When data in the present study were stratified by the onset of puberty, the height SDS for chronological age using the combined data from males and females was significantly improved in the low- and high-dose groups. Furthermore, the mean height SDS for chronological age after 5 yr was −1.78 in the low-dose group and −0.82 in the high-dose group (26), indicating that the improvement in height SDS for chronological age occurred mainly before the onset of puberty. The height gains might not differ if they received GH treatment after the onset of puberty (16, 22), and these findings suggest that the attainment of sufficient height gain before the onset of puberty might play a major role in the improved adult height. The pubertal height gains of Japanese children who were short without endocrine dysfunction were 25.8 cm in boys and 18.9 cm in girls (38). We assumed that short children born SGA on GH therapy have similar height gains (as reported here) during puberty. Therefore, according to the mean height at the onset of puberty, only the high-dose group was expected to reach an adult height greater than −2 SDS (low-dose group males = 154.2 cm, females = 146.1 cm; high-dose group males = 160.7 cm, females = 149.0 cm). Because the therapeutic dose range in the current clinical practice is 0.23–0.47 mg/kg/wk, a higher dose of GH can be used to achieve normal adult height if a lower dose is not effective.

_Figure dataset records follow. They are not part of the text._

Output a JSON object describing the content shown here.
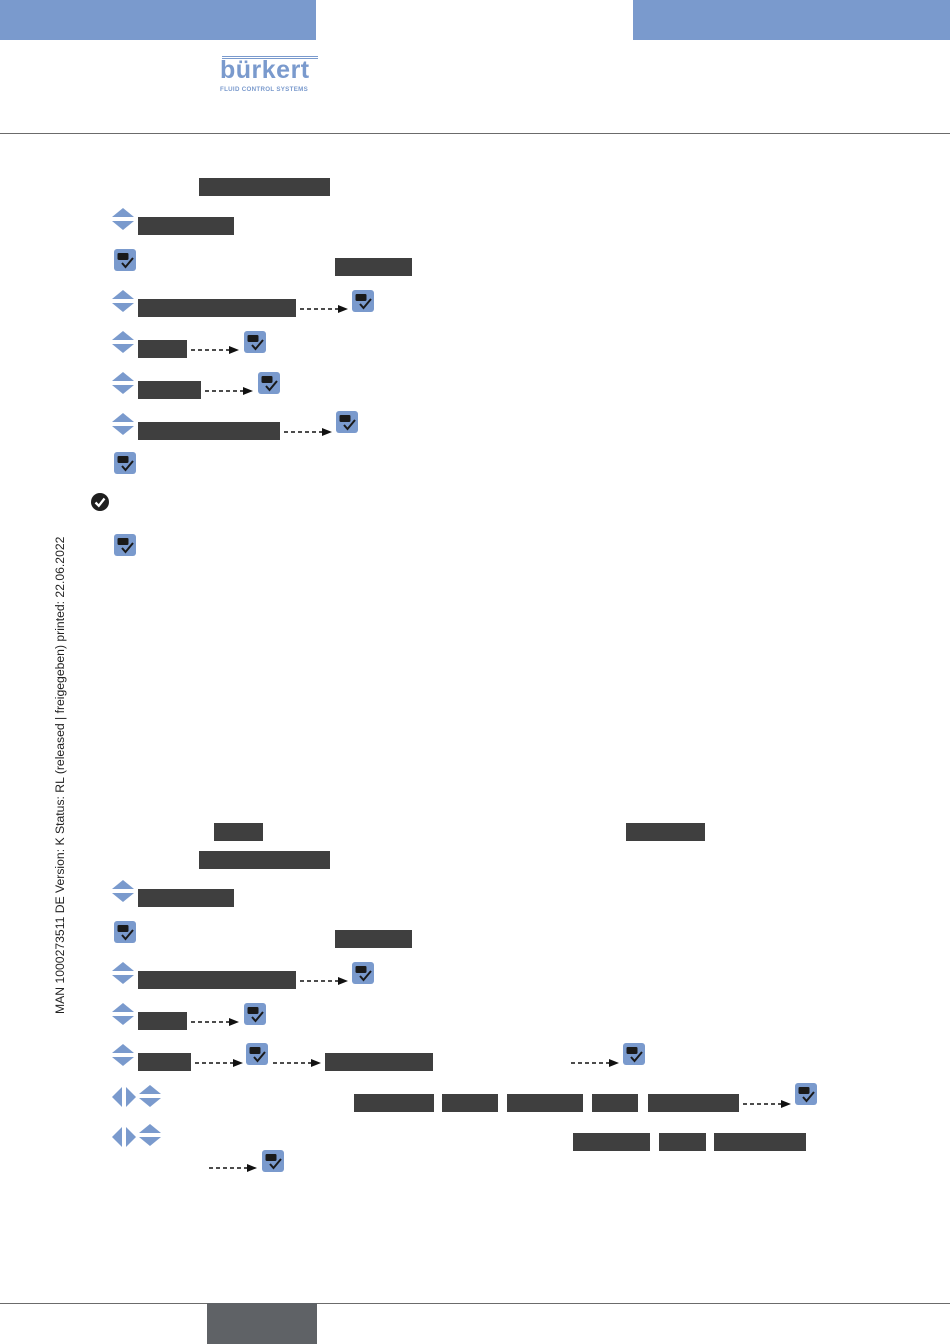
{
  "side_text": "MAN  1000273511  DE  Version: K Status: RL (released | freigegeben)  printed: 22.06.2022",
  "colors": {
    "header_bar": "#7a9acd",
    "menu_box": "#3f3f3f",
    "key_blue": "#7a9acd",
    "footer_tab": "#5f6266"
  },
  "icons": {
    "up_down": "up-down-arrow-keys-icon",
    "ok_key": "enter-key-icon",
    "left_right": "left-right-arrow-keys-icon",
    "checkmark": "result-checkmark-icon",
    "dashed_arrow": "dashed-arrow-icon"
  },
  "logo": {
    "name": "bürkert",
    "tagline": "FLUID CONTROL SYSTEMS"
  }
}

Bone age that was delayed at the beginning of the trial was closer to the chronological age following GH treatment, and the ratio of bone age/chronological age increased gradually but only slightly exceeded 1. However, a bone age/chronological age ratio of 1 in children who do not catch up to the mean height suggests that their adult height may not improve more than the current height SD scores. The mean change in bone age/chronological age ratio from baseline to 5 yr after the start of treatment was 0.13 in the low-dose GH group and 0.32 in the high-dose group, indicating a statistically significant dose-response effect. Thus, high-dose GH therapy induced a more rapid advancement of bone age, which was initially delayed in short Japanese children born SGA. In contrast, a previous study demonstrated that the bone maturation rate was slower in SGA children aged 3.0–5.9 yr receiving high-dose (0.2 or 0.3 IU/kg/day) GH treatment compared with children aged 6.0–8.9 yr, although the changes in height SDS for bone age were increased in both age groups (39).

Conclusions

This study evaluated the effects of high- and low-dose (0.033 and 0.067 mg/kg/day, respectively) GH therapy on age and height at the onset of puberty in short children born SGA. We observed no difference in the age at onset of puberty between the normal population and GH-treated children but demonstrated that height SDS at the onset of puberty was higher in the high-dose group than in the low-dose GH group. Importantly, we demonstrated that GH therapy, especially high-dose GH, induced an advancement of bone age that was initially delayed in short children born SGA and was considered to influence the magnitude of height gain during puberty. Our findings suggest that GH treatment does not affect the timing of pubertal onset, although we could not make statistical comparisons with the general Japanese population or SGA children without GH treatment. The results of our long-term post-marketing study are awaited.